Oakland’s median home prices are valued between $780,000 and $950,0000. Once again, its pricey neighboring cities play a role in boosting home values. The most expensive neighborhoods here are Piedmont, Crocker Highlands, Claremont, Upper Rockridge, and Panoramic Hill.
The East Bay Real Estate Market
The East Bay real estate market is another seller’s market—Alameda’s median home sale price is around $925,000, whereas the median home price in Contra Costa County is a little over $730,000. It’s anticipated that the East Bay housing market may become more appealing to people post-pandemic, especially among Silicon Valley employees.

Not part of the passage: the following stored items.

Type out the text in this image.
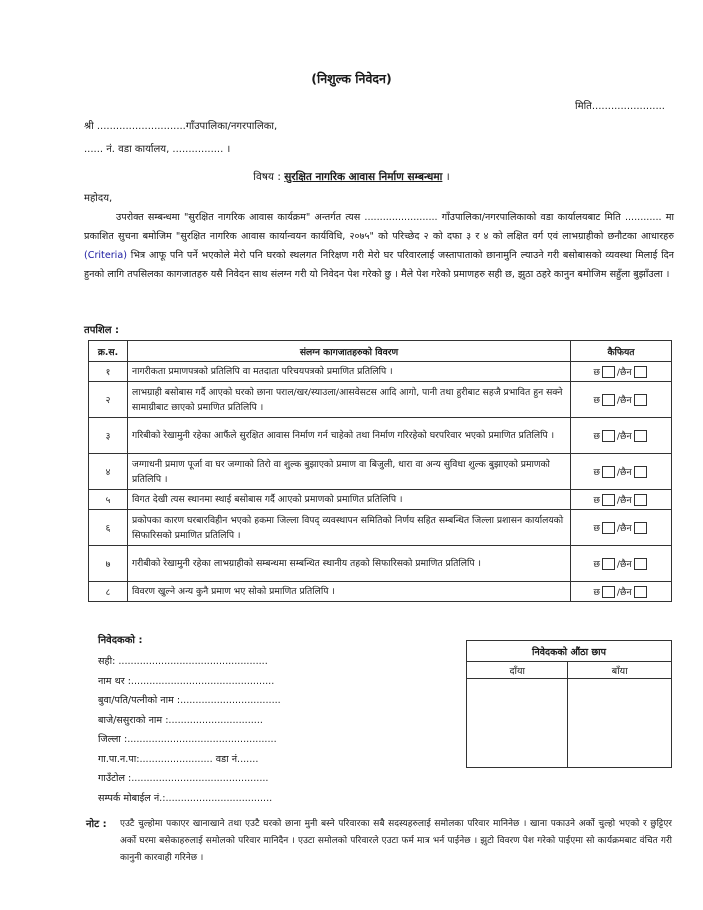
(निशुल्क निवेदन)
मिति.......................
श्री ............................गाँउपालिका/नगरपालिका,
...... नं. वडा कार्यालय, ................ ।
विषय : सुरक्षित नागरिक आवास निर्माण सम्बन्धमा ।
महोदय,
उपरोक्त सम्बन्धमा "सुरक्षित नागरिक आवास कार्यक्रम" अन्तर्गत त्यस ........................ गाँउपालिका/नगरपालिकाको वडा कार्यालयबाट मिति ............ मा प्रकाशित सुचना बमोजिम "सुरक्षित नागरिक आवास कार्यान्वयन कार्यविधि, २०७५" को परिच्छेद २ को दफा ३ र ४ को लक्षित वर्ग एवं लाभग्राहीको छनौटका आधारहरु (Criteria) भित्र आफू पनि पर्ने भएकोले मेरो पनि घरको स्थलगत निरिक्षण गरी मेरो घर परिवारलाई जस्तापाताको छानामुनि ल्याउने गरी बसोबासको व्यवस्था मिलाई दिन हुनको लागि तपसिलका कागजातहरु यसै निवेदन साथ संलग्न गरी यो निवेदन पेश गरेको छु । मैले पेश गरेको प्रमाणहरु सही छ, झुठा ठहरे कानुन बमोजिम सहुँला बुझाँउला ।
तपशिल :
क्र.स.	संलग्न कागजातहरुको विवरण	कैफियत
१	नागरीकता प्रमाणपत्रको प्रतिलिपि वा मतदाता परिचयपत्रको प्रमाणित प्रतिलिपि ।	छ /छैन
२	लाभग्राही बसोबास गर्दै आएको घरको छाना पराल/खर/स्याउला/आसवेसटस आदि आगो, पानी तथा हुरीबाट सहजै प्रभावित हुन सक्ने सामाग्रीबाट छाएको प्रमाणित प्रतिलिपि ।	छ /छैन
३	गरिबीको रेखामुनी रहेका आफैंले सुरक्षित आवास निर्माण गर्न चाहेको तथा निर्माण गरिरहेको घरपरिवार भएको प्रमाणित प्रतिलिपि ।	छ /छैन
४	जग्गाधनी प्रमाण पूर्जा वा घर जग्गाको तिरो वा शुल्क बुझाएको प्रमाण वा बिजुली, धारा वा अन्य सुविधा शुल्क बुझाएको प्रमाणको प्रतिलिपि ।	छ /छैन
५	विगत देखी त्यस स्थानमा स्थाई बसोबास गर्दै आएको प्रमाणको प्रमाणित प्रतिलिपि ।	छ /छैन
६	प्रकोपका कारण घरबारविहीन भएको हकमा जिल्ला विपद् व्यवस्थापन समितिको निर्णय सहित सम्बन्धित जिल्ला प्रशासन कार्यालयको सिफारिसको प्रमाणित प्रतिलिपि ।	छ /छैन
७	गरीबीको रेखामुनी रहेका लाभग्राहीको सम्बन्धमा सम्बन्धित स्थानीय तहको सिफारिसको प्रमाणित प्रतिलिपि ।	छ /छैन
८	विवरण खुल्ने अन्य कुनै प्रमाण भए सोको प्रमाणित प्रतिलिपि ।	छ /छैन
निवेदकको :
सही: .................................................
नाम थर :...............................................
बुवा/पति/पत्नीको नाम :.................................
बाजे/ससुराको नाम :...............................
जिल्ला :.................................................
गा.पा.न.पा:........................ वडा नं.......
गाउँटोल :.............................................
सम्पर्क मोबाईल नं.:...................................
निवेदकको औंठा छाप	
दाँया	बाँया

नोट : एउटै चुल्होमा पकाएर खानाखाने तथा एउटै घरको छाना मुनी बस्ने परिवारका सबै सदस्यहरुलाई समोलका परिवार मानिनेछ । खाना पकाउने अर्को चुल्हो भएको र छुट्टिएर अर्को घरमा बसेकाहरुलाई समोलको परिवार मानिदैन । एउटा समोलको परिवारले एउटा फर्म मात्र भर्न पाईनेछ । झुटो विवरण पेश गरेको पाईएमा सो कार्यक्रमबाट वंचित गरी कानुनी कारवाही गरिनेछ ।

Similar to Oakland, people want to keep living in the Bay Area without feeling the need to be close to their workplace.
Meager interest rates are also fueling sales in the East Bay—city dwellers are making the move to the suburbs, and people from suburban areas are choosing to move to places with lower living costs. Single-family homes are selling faster than ever. Some were even sold in less than two weeks in cities like Alameda, Hayward, and Concord. If you want to invest in the East Bay’s housing market, be prepared for a fast-paced and highly competitive market.